33. Traveling around the world, only knowing English, sometimes without a plan, is not as hard as you think its going to be before you leave.
34. The more effort it takes to get somewhere, the more rewarding the destination usually is.
35. A year is not long enough to see the whole world. Traveling for a year doesn’t quench your thirst, it only makes you thirstier. One or two week vacations are not going to cut it in the future. Considering we can while away a whole week in one place without blinking an eye, I don’t think we will ever travel the same again.
36. Just because villages do not having running water, 24 hour electricity, or paved roads does not mean the villagers won’t have cell phones and satellite televisions.
37. We still think like Americans. Just the other day, we wondered whether we were allowed to stand in a certain area to watch a sunset. We were in Malaysia. Who was going to stop us?
38. Call it global warming, climate change, whatever, but we’ve seen firsthand weather happening all over the world that is not supposed to happen.
39. Usually observing everyday life somewhere else is much more interesting than sightseeing. We still feel compelled to see the big sights. But we really don’t care about seeing everything anymore.
40. As an American, travel is a right and a privilege.
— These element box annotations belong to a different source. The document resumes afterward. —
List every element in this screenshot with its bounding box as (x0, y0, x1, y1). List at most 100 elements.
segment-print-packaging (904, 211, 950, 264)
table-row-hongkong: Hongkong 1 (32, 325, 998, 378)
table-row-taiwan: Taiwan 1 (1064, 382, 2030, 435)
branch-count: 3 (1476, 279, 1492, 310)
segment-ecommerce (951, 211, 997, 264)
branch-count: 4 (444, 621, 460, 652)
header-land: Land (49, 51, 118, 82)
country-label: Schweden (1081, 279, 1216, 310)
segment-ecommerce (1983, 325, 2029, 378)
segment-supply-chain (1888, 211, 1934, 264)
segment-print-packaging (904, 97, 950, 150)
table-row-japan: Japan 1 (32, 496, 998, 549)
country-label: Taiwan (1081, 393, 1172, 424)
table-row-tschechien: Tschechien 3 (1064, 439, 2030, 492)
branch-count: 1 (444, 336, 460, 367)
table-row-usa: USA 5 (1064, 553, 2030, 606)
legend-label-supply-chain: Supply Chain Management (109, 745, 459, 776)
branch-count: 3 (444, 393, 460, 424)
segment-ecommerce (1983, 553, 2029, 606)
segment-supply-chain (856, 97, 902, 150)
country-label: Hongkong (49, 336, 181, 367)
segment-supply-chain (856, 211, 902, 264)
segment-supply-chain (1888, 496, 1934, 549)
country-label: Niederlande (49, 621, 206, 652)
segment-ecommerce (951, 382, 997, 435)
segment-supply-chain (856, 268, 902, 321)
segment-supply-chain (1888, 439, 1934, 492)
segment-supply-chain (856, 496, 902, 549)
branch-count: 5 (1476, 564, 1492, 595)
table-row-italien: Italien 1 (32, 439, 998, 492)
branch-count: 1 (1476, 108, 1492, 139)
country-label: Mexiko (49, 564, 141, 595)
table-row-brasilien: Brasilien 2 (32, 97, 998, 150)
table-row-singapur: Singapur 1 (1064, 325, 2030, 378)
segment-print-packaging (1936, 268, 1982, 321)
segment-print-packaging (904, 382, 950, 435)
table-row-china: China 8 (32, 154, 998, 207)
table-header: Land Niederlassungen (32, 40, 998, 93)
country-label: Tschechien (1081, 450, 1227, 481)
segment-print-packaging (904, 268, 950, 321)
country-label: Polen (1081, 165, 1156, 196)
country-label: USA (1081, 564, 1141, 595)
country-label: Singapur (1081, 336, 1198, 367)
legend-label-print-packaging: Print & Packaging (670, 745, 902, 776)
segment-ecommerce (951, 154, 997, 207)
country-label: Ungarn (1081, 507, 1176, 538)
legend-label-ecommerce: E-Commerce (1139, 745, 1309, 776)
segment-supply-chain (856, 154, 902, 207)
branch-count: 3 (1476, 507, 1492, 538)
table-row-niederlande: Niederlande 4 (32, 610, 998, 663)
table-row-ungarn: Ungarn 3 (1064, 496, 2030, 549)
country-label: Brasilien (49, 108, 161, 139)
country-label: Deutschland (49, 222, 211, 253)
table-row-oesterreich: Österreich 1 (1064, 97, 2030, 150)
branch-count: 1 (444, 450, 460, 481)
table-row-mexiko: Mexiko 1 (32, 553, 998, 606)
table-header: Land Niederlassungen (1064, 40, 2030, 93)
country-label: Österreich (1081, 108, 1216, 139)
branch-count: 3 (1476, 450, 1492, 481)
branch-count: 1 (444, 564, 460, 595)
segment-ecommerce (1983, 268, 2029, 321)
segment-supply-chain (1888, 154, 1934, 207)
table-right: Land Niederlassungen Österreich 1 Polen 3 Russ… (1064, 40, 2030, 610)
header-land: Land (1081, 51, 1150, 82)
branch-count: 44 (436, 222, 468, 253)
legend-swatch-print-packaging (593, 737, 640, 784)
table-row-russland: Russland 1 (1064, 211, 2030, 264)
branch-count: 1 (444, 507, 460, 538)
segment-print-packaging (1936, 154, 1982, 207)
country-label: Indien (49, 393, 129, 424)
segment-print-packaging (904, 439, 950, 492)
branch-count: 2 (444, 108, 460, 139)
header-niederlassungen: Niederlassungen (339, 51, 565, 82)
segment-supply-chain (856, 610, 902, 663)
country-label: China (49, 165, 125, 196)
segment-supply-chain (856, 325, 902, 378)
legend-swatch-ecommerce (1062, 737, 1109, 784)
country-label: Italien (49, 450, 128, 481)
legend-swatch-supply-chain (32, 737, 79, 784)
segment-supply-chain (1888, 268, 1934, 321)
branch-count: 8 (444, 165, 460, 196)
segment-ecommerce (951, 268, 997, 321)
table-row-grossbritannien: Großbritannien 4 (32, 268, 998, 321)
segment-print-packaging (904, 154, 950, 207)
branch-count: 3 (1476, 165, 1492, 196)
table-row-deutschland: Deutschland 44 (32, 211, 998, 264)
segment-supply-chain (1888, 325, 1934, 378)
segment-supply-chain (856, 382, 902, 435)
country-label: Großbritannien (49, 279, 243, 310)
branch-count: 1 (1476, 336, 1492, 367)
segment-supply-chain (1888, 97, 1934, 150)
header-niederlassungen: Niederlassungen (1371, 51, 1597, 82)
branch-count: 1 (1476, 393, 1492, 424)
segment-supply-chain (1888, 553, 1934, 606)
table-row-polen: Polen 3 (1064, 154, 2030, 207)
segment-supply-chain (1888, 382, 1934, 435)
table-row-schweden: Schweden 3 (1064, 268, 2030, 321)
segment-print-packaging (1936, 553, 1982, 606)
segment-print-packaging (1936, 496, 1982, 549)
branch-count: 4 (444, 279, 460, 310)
Our ability to move about the world is virtually unfettered and something not to be taken for granted, as I learned from the Moroccan fishmonger who couldn’t visit his sister in Europe, the South African van driver who dreams of visiting the United States someday, the Indian boy who asked Sean to pick him up from the airport when he eventually gets to America, the Turkish scuba instructor who has to fill out mountains of paperwork to enter anywhere but Asia, and the Pakistani man in front of us in line at Thai immigrations who couldn’t waltz right in like we could and did.
And, finally,
41. If you are unhappy about your life, only you can change it.